Instant Runoff Voting (IRV) presumably would have behaved in essentially the same bad way in this election because this race was dominated by the top 3 contenders.
Top-2-runoff and IRV are the same thing in a 3-candidate race, if the voters are the same and act self-consistent. But how solid was the top-3 domination in this race? If 99% of Holloway's votes transferred to Roemer while only 1% went to Duke that would have (just barely) put Roemer in the runoff. However, a split that drastic would have been extremely implausible.

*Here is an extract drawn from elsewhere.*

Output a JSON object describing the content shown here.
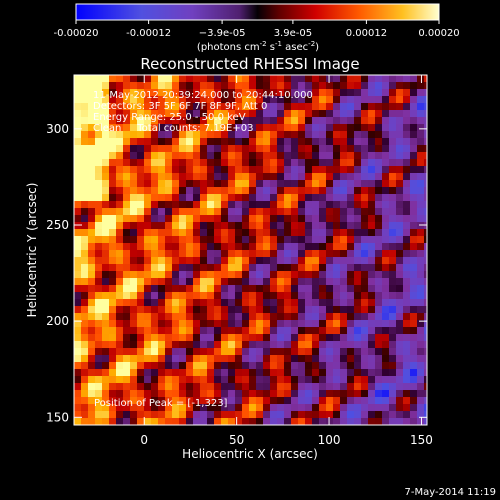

Trying for the most-plausible scenario: If all candidates from Holloway (4th) onward were lumped into a single "supercandidate" with
votes, then in order for them to put Roemer into runoff ahead of Duke, those 124127 would have had to transfer 80652+X to Roemer, X to Duke, Y to Edwards, and Z failing to transfer to anybody, for some X,Y,Z≥0 with 80652+2X+Y+Z=124127. In practice in the real world, even in simple IRV elections with highly experienced voters, at least about 10% fail to transfer, so I think it is safe to assume Z≥12000. I also think it is safe to assume Y≥15000. Hence 80652+2X≥97127, hence 2X≤16475. So in order to push Roemer into runoff we would have needed a transfer from Supercandidate to Roemer of at least 88890 and from Supercandidate to Duke of at most 8237; this is a 92-8 percentage split. It seems safe to regard a split this drastic as having had virtually zero chance of happening. This completes our argument that IRV would not have changed the result.